I can recall one such situation several years ago in Yogyakarta during the rainy season. A motorbike rider had misjudged a bend and on the wet road surface went sliding down the road tearing bits off his body.
By the time I arrived at the scene hoping to assist in some way, there were all these ghoulish Indonesians just standing there staring at the blood and the poor guy's open wounds.
No one had called an ambulance or the police.
And the same thing is happening now at Pangandaran. It was the curious who came with their cameras to peer at a very different sight. What remained from Monday's tsunami. The once popular stretch of beach was now strewn with debris, the area usually crowded with families deserted except for onlookers whose villages were spared the pounding of the waves.
In a news source update it was Cipatujah along with Cimerak, Cimanuk, Legok Jawa, Cidadap and Bulak Benda that bore the brunt of the surging waves that descended on the south-western coastline.
Clumps of flotsam and jetsam litter the area, poignant reminders of lives washed away in a few moments of natural destruction. Toys can be seen at every turn, mattresses and other everyday items lie drying under the bright blue sky.
However unlike in easily accessible well-known Pangandaran where volunteers and aid quickly poured in these smaller communities have received little help.

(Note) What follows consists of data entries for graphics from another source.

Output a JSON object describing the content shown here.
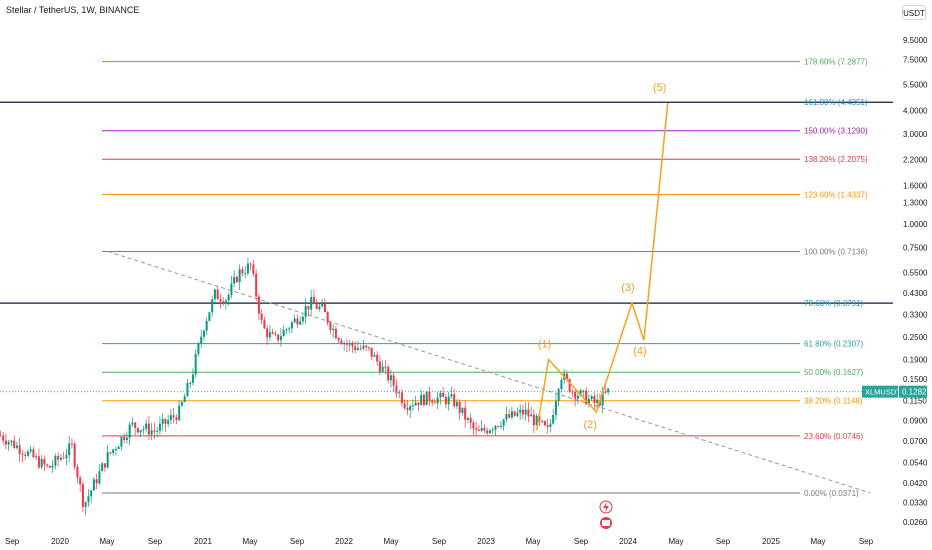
{
  "header": {
    "title": "Stellar / TetherUS, 1W, BINANCE",
    "unit_badge": "USDT"
  },
  "price_tag": {
    "symbol": "XLMUSDT",
    "value": "0.1282",
    "symbol_color": "#26a69a",
    "value_color": "#26a69a"
  },
  "chart_data": {
    "type": "candlestick",
    "scale": "log",
    "x_labels": [
      "Sep",
      "2020",
      "May",
      "Sep",
      "2021",
      "May",
      "Sep",
      "2022",
      "May",
      "Sep",
      "2023",
      "May",
      "Sep",
      "2024",
      "May",
      "Sep",
      "2025",
      "May",
      "Sep"
    ],
    "y_ticks": [
      "9.5000",
      "7.5000",
      "5.5000",
      "4.0000",
      "3.0000",
      "2.2000",
      "1.6000",
      "1.3000",
      "1.0000",
      "0.7500",
      "0.5500",
      "0.4300",
      "0.3300",
      "0.2500",
      "0.1900",
      "0.1500",
      "0.1150",
      "0.0900",
      "0.0700",
      "0.0540",
      "0.0420",
      "0.0330",
      "0.0260"
    ],
    "fib_levels": [
      {
        "label": "178.60% (7.2877)",
        "price": 7.2877,
        "color": "#4caf50"
      },
      {
        "label": "161.80% (4.4351)",
        "price": 4.4351,
        "color": "#2196c4"
      },
      {
        "label": "150.00% (3.1290)",
        "price": 3.129,
        "color": "#9c27b0"
      },
      {
        "label": "138.20% (2.2075)",
        "price": 2.2075,
        "color": "#f23645"
      },
      {
        "label": "123.60% (1.4337)",
        "price": 1.4337,
        "color": "#ff9800"
      },
      {
        "label": "100.00% (0.7136)",
        "price": 0.7136,
        "color": "#787b86"
      },
      {
        "label": "78.60% (0.3791)",
        "price": 0.3791,
        "color": "#2196c4"
      },
      {
        "label": "61.80% (0.2307)",
        "price": 0.2307,
        "color": "#26a69a"
      },
      {
        "label": "50.00% (0.1627)",
        "price": 0.1627,
        "color": "#4caf50"
      },
      {
        "label": "38.20% (0.1148)",
        "price": 0.1148,
        "color": "#ff9800"
      },
      {
        "label": "23.60% (0.0746)",
        "price": 0.0746,
        "color": "#f23645"
      },
      {
        "label": "0.00% (0.0371)",
        "price": 0.0371,
        "color": "#787b86"
      }
    ],
    "wave_labels": [
      "(1)",
      "(2)",
      "(3)",
      "(4)",
      "(5)"
    ],
    "wave_path": [
      {
        "date": "2023-06",
        "price": 0.19
      },
      {
        "date": "2023-10",
        "price": 0.1
      },
      {
        "date": "2024-01",
        "price": 0.38
      },
      {
        "date": "2024-02",
        "price": 0.24
      },
      {
        "date": "2024-04",
        "price": 4.4
      }
    ],
    "trendline": [
      {
        "date": "2020-05",
        "price": 0.7136
      },
      {
        "date": "2025-09",
        "price": 0.0371
      }
    ],
    "current_price": 0.1282,
    "price_history": [
      {
        "date": "2019-08",
        "price": 0.075
      },
      {
        "date": "2019-10",
        "price": 0.062
      },
      {
        "date": "2019-12",
        "price": 0.05
      },
      {
        "date": "2020-02",
        "price": 0.065
      },
      {
        "date": "2020-03",
        "price": 0.032
      },
      {
        "date": "2020-05",
        "price": 0.058
      },
      {
        "date": "2020-07",
        "price": 0.085
      },
      {
        "date": "2020-09",
        "price": 0.079
      },
      {
        "date": "2020-11",
        "price": 0.1
      },
      {
        "date": "2020-12",
        "price": 0.15
      },
      {
        "date": "2021-01",
        "price": 0.28
      },
      {
        "date": "2021-02",
        "price": 0.42
      },
      {
        "date": "2021-03",
        "price": 0.4
      },
      {
        "date": "2021-04",
        "price": 0.55
      },
      {
        "date": "2021-05",
        "price": 0.6
      },
      {
        "date": "2021-06",
        "price": 0.28
      },
      {
        "date": "2021-07",
        "price": 0.24
      },
      {
        "date": "2021-09",
        "price": 0.32
      },
      {
        "date": "2021-10",
        "price": 0.38
      },
      {
        "date": "2021-11",
        "price": 0.35
      },
      {
        "date": "2021-12",
        "price": 0.27
      },
      {
        "date": "2022-01",
        "price": 0.23
      },
      {
        "date": "2022-03",
        "price": 0.21
      },
      {
        "date": "2022-05",
        "price": 0.14
      },
      {
        "date": "2022-06",
        "price": 0.11
      },
      {
        "date": "2022-08",
        "price": 0.12
      },
      {
        "date": "2022-10",
        "price": 0.115
      },
      {
        "date": "2022-12",
        "price": 0.076
      },
      {
        "date": "2023-02",
        "price": 0.09
      },
      {
        "date": "2023-04",
        "price": 0.1
      },
      {
        "date": "2023-06",
        "price": 0.078
      },
      {
        "date": "2023-07",
        "price": 0.16
      },
      {
        "date": "2023-08",
        "price": 0.13
      },
      {
        "date": "2023-10",
        "price": 0.11
      },
      {
        "date": "2023-11",
        "price": 0.1282
      }
    ]
  }
}
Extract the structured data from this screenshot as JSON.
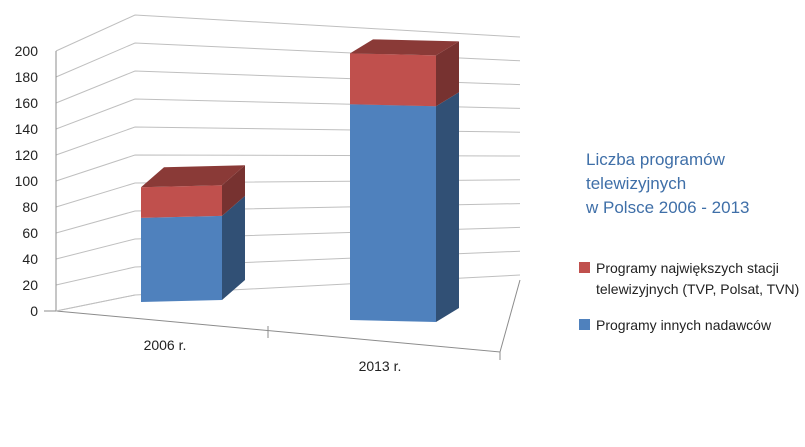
{
  "chart_data": {
    "type": "bar",
    "stacked": true,
    "three_d": true,
    "title": "Liczba programów telewizyjnych w Polsce 2006 - 2013",
    "title_lines": [
      "Liczba programów",
      "telewizyjnych",
      "w Polsce 2006 - 2013"
    ],
    "categories": [
      "2006 r.",
      "2013 r."
    ],
    "series": [
      {
        "name": "Programy innych nadawców",
        "values": [
          66,
          161
        ],
        "color": "#4f81bd"
      },
      {
        "name": "Programy największych stacji telewizyjnych (TVP, Polsat, TVN)",
        "values": [
          24,
          38
        ],
        "color": "#c0504d"
      }
    ],
    "legend_order": [
      1,
      0
    ],
    "legend_lines": [
      [
        "Programy największych stacji",
        "telewizyjnych (TVP, Polsat, TVN)"
      ],
      [
        "Programy innych nadawców"
      ]
    ],
    "ylim": [
      0,
      200
    ],
    "yticks": [
      0,
      20,
      40,
      60,
      80,
      100,
      120,
      140,
      160,
      180,
      200
    ],
    "grid": true,
    "legend_position": "right"
  }
}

One or two ambulances have stopped by to patch the wounds of the injured and several vehicles bearing flags of political parties have passed by.
Ciparanti villagers in Cimerak regency said they only received a few blankets, three boxes of instant noodles, 100 kilograms of rice and several boxes of mineral water.
Fortunately, there were no fatalities in Ciparanti, an hour's drive to the west of Pangandaran, but 14 houses were damaged including 10 on the shoreline that were destroyed.
Residents remain traumatized by Monday's event and most are living in a few makeshift tents on a nearby hill. Some others are staying with relatives in neighbouring villages.